En ce qui concerne la limite temporelle de la durée de l’interdiction de concurrence, les Tribunaux de Première Instance de Barcelone et de Madrid, dans leurs jugements du 9 mai 2008 et du 4 décembre 2015, respectivement, ont déclaré partiellement nulles les clauses qui établissaient des périodes supérieures à 3 ans et 2 ans. Ce dernier indique également que la limite légale maximale prévue dans le cadre des accords de non-concurrence en matière de droit du travail serait appliquée par analogie.

Plus récemment, le Tribunal Suprême espagnol, dans son jugement du 9 mai 2016, stipule que « la partie cédante a essentiellement deux obligations :

  1. Une obligation de faire, c’est-à-dire un devoir de divulguer à l’acheteur les connaissances et les informations concernant les processus techniques de production et les structures, systèmes et relations qui constituent l’organisation commerciale de l’entreprise, tels que les systèmes de vente, les listes de clients et de fournisseurs, les stratégies commerciales sur le marché, les réseaux de distribution et de commercialisation, etc.
  2. Une obligation de ne pas faire, c’est-à-dire une obligation de s’abstenir d’exercer une activité concurrente de l’activité de l’entreprise cédée. L’objectif de cette obligation de ne pas faire n’est autre que d’empêcher le vendeur de soustraire et retenir la clientèle acquise ou d’entraver la génération d’une nouvelle clientèle que l’entreprise cédée est en droit de générer au moment de la cession. »

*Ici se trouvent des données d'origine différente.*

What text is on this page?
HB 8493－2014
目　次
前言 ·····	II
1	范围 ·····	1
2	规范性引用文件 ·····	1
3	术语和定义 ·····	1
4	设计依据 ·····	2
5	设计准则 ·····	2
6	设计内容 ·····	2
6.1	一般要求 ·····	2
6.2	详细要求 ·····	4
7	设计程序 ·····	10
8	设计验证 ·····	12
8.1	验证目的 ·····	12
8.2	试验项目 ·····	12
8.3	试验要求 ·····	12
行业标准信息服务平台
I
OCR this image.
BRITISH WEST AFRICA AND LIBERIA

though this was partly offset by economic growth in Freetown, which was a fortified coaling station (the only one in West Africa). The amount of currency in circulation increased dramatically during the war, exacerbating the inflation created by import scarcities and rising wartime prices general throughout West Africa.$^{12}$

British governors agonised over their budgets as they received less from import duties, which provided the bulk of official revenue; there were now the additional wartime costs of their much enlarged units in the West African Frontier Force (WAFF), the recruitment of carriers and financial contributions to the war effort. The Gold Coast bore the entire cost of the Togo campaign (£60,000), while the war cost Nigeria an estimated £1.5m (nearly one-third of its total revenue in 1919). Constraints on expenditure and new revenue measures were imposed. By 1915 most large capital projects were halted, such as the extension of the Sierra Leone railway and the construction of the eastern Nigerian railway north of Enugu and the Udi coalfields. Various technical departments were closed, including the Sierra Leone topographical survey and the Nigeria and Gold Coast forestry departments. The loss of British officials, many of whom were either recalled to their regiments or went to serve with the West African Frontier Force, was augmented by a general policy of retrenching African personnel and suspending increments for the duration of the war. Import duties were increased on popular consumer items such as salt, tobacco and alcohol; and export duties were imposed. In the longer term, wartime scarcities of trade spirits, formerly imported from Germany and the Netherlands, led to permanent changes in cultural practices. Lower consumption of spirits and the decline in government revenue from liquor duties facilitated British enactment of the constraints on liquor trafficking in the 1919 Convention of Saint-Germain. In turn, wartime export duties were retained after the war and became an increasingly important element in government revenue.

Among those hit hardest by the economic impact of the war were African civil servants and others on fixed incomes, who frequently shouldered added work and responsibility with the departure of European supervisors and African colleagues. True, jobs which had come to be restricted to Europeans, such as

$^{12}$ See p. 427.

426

En résumé, notre jurisprudence admet l’insertion de clauses de non-concurrence dans les SPA, à condition que ces limitations soient justifiées par une protection raisonnée des intérêts légitimes de l’acheteur, et sans que cela entraîne une obligation disproportionnée et abusive pour le vendeur. Il est donc essentiel que le contenu de ces clauses soit proportionné et raisonnable, ainsi que d’introduire des mécanismes de protection efficaces en cas de non-respect par le vendeur.